The grandfathering rule, introduced in Budget 2018, exempts long-term capital gains accrued up to 31 January 2018 from tax. For listed equity shares and equity mutual funds bought before that date, your cost of acquisition is treated as the higher of (a) your actual purchase price, or (b) the lower of the Fair Market Value on 31 January 2018 and the eventual sale price. This way, only gains after 31 January 2018 are taxed.

Does the grandfathering rule still apply after Budget 2024?

Yes. Budget 2024 raised the LTCG tax rate from 10% to 12.5% and increased the exemption from ₹1 lakh to ₹1.25 lakh, but it did not touch the grandfathering provision. If your shares or equity mutual funds were bought on or before 31 January 2018, the FMV-based cost-basis rule still applies when you sell them.

How do I find the Fair Market Value of my stock as on 31 January 2018?

For listed shares, the Fair Market Value is the highest price quoted on a recognised stock exchange (NSE or BSE) on 31 January 2018. If the stock did not trade that day, it is the highest price on the most recent earlier trading day.

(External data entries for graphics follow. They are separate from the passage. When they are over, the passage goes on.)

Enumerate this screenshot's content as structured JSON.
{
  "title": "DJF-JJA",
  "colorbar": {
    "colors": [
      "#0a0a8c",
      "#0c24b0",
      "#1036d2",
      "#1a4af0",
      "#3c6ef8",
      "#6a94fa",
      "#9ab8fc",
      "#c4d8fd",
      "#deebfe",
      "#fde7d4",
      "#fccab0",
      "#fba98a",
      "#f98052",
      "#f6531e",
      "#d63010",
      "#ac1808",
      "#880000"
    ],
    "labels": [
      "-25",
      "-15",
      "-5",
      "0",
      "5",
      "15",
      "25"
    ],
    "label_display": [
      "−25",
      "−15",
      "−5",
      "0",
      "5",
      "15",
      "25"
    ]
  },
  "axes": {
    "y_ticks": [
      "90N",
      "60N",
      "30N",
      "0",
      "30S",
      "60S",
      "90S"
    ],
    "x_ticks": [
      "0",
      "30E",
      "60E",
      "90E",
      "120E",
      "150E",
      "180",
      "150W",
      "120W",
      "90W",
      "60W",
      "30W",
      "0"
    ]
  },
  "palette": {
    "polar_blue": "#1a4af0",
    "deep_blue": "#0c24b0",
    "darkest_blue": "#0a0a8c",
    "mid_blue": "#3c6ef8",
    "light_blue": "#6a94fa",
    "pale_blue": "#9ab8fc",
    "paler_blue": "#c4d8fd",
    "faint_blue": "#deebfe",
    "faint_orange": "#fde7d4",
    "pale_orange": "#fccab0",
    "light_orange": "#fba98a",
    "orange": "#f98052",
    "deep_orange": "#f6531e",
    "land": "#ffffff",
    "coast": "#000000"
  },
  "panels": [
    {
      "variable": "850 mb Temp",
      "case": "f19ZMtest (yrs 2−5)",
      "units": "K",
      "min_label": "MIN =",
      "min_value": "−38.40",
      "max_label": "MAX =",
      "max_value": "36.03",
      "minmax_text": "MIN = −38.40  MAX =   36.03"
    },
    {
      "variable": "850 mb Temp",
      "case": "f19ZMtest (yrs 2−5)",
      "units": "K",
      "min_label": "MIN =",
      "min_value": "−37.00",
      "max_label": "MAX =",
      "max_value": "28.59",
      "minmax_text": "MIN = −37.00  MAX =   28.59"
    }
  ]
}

NSE and BSE publish historical bhavcopy files with these prices. For equity mutual funds, the NAV on 31 January 2018 is the FMV — fund houses and AMFI archives have these.

Does grandfathering apply to short-term capital gains?

No. Grandfathering applies only to long-term capital gains on listed equity shares and equity-oriented mutual funds under Section 112A. Short-term capital gains (held 12 months or less) are taxed at 20% under Section 111A and have no grandfathering benefit.

What is the LTCG exemption limit for FY 2025-26?

For long-term capital gains on listed equity shares and equity mutual funds under Section 112A, the exemption limit is ₹1.25 lakh per financial year. Gains above this threshold are taxed at 12.5% without indexation. The ₹1.25 lakh limit applies to your total qualifying LTCG in the year, not per stock or per fund.

Can I claim a long-term capital loss using grandfathering?

Yes, but with one important guardrail. The grandfathering formula caps the cost of acquisition at the sale price, which means the rule cannot create an artificial loss. You can only claim a long-term capital loss if your actual purchase price was higher than the sale price. Long-term capital losses can be set off against long-term capital gains and carried forward for up to eight years.

The Bottom Line

Grandfathering is one of those rules that sounds technical and turns out to be simple once you've seen it move money on paper. If you bought equities before 31 January 2018, you carry a tax shield around for as long as you hold them. The longer the gap between your purchase and 31 January 2018, the bigger the shield — but only for stocks that actually moved during that window.

What stays true regardless of tax law is the underlying point. Investing well, picking the right businesses, and holding them through cycles is what creates the gain. The tax rules tell you how much you keep. They don't decide whether there's anything to keep in the first place.